Gelo e nebbia: il volto più freddo dell’Inverno attanaglia Milano da 48 ore. La città è coperta da una fitta nebbia che mantiene molto basse le temperature. A Malpensa la temperatura è ferma a -3°C in pieno giorno, dopo una minima notturna di -5°C, che bissa i -5°C già raggiunti ieri. Le minime di stamattina sono arrivate addirittura a -6°C a Mariano Comense e Cortenuova di Monticello Brianza. A Linate siamo fermi a 0°C, come su gran parte del centro cittadino. Le località più fredde alle ore 11:00 sono Rescaldina (-1,4°C dopo una minima di -3,4°C), Saronno (dove la città è completamente imbiancata dalla galaverna con -1,7°C in pieno giorno dopo una minima di -3,4°C) e Nizzolina di Marnate (-1,9°C dopo una minima di -4,8°C).
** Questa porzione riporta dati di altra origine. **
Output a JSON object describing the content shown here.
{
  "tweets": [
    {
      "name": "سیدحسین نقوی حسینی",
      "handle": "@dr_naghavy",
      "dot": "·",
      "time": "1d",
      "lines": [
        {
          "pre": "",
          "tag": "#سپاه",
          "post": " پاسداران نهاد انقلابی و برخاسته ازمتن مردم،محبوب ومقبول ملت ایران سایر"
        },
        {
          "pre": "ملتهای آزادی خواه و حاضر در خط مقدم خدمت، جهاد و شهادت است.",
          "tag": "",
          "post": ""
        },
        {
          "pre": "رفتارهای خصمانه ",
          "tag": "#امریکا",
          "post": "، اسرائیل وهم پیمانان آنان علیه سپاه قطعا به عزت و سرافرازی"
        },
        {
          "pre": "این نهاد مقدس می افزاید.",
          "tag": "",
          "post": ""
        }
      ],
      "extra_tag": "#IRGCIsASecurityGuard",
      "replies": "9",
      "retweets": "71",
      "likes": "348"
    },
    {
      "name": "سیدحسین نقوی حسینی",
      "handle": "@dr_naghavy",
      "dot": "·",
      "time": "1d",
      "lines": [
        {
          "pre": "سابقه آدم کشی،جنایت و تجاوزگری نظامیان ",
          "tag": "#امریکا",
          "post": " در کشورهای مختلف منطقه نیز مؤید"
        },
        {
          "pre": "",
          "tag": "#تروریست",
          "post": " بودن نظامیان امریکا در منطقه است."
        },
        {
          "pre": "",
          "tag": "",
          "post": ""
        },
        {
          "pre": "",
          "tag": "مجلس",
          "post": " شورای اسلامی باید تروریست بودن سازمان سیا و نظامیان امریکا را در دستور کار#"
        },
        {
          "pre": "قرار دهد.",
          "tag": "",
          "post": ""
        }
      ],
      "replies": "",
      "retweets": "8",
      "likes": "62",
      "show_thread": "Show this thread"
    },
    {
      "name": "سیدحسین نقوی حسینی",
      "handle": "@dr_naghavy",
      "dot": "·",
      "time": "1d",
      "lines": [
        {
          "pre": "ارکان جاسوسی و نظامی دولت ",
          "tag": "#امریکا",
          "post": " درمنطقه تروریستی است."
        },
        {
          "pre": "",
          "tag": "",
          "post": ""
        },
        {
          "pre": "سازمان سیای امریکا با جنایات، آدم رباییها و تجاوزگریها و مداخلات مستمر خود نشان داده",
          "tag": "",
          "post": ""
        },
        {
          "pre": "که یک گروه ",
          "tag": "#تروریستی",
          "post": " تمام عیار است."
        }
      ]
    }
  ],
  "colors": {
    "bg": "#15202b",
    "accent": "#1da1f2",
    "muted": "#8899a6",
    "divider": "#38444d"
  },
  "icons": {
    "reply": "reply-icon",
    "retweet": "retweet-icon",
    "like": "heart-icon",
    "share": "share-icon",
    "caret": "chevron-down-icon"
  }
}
Gelo anche a Brescia, dove dopo una minima di -3°C, adesso abbiamo ancora -1°C.
Situazione analoga in gran parte della pianura Padana, dall’Emilia Romagna al Veneto sud/occidentale dove la nebbia mantiene le temperature sottozero per il secondo giorno consecutivo in molte località.
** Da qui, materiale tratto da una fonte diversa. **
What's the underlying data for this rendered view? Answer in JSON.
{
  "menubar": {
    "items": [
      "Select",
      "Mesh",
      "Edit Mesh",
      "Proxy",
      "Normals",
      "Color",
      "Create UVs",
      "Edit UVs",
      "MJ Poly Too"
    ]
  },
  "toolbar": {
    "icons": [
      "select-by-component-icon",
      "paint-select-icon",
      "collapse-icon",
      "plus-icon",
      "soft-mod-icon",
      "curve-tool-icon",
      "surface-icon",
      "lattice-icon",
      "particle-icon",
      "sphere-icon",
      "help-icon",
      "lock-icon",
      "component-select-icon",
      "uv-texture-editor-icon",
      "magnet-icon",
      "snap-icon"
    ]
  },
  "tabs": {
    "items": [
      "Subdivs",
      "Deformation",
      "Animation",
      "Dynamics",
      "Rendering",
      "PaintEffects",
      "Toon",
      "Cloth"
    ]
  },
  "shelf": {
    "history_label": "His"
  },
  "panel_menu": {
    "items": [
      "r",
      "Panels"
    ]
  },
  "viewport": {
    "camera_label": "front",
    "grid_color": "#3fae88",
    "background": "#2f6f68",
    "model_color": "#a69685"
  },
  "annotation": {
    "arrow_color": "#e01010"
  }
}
Non solo gelo e neve, boom di inquinamento per l’Anticiclone
A causa di quest’Anticiclone, aumenta anche l’inquinamento: l’aria è pesante e inquinata a Milano. In citta’ si e’ ancora sopra il limite per le polveri sottili, superato lo scorso 3 gennaio, quando scattarono le misure temporanee di primo livello per contenere l’inquinamento atmosferico in gran parte della Lombardia. Si tratta di misure che scattano quando viene superata per quattro giorni consecutivi la soglia dei 50 microgrammi per metro cubo di PM10. C’e’ da dire che il problema non e’ solo lombardo ma anche del Piemonte e del Veneto che hanno chiuso le loro citta’ al traffico automobilistico. Milano e la Lombardia oggi fanno eccezione: le misure di limitazione della circolazione per i veicoli piu’ inquinanti sono state revocate a causa dello sciopero del trasporto regionale. Intanto a Milano e’ arrivata anche la nebbia a complicare la situazione. Questa mattina anche il simbolo della citta’, la Madonnina che svetta sul Duomo, non era piu’ visibile, avvolta dalla nebbia. Le misure temporanee di primo livello riguardano il traffico (limitazioni per i veicoli fino a euro 4 diesel in ambito urbano, obbligo spegnimento motori in sosta), il riscaldamento domestico (limitazione all’uso di generatori a biomassa legnosa di classe inferiore alle 2 stelle compresa, riduzione di 1 grado delle temperature nelle abitazioni), l’agricoltura (divieto di spandimento liquami zootecnici) e divieto assoluto di combustioni all’aperto (accensione di fuochi, falo’, barbecue, fuochi d’artificio). Le misure temporanee di secondo livello comprendono tutte quelle di primo livello divenendo piu’ restrittive sul traffico (limitazioni per i veicoli fino a euro 4 Diesel anche per i veicoli commerciali), il riscaldamento (limitazioni all’utilizzo di utilizzo dei generatori a legna per riscaldamento domestico di classe emissiva fino a 3 stelle compresa). Intanto per oggi e’ previsto un incontro in Regione Lombardia per fare il punto della situazione e conoscere quali saranno i prossimi provvedimenti.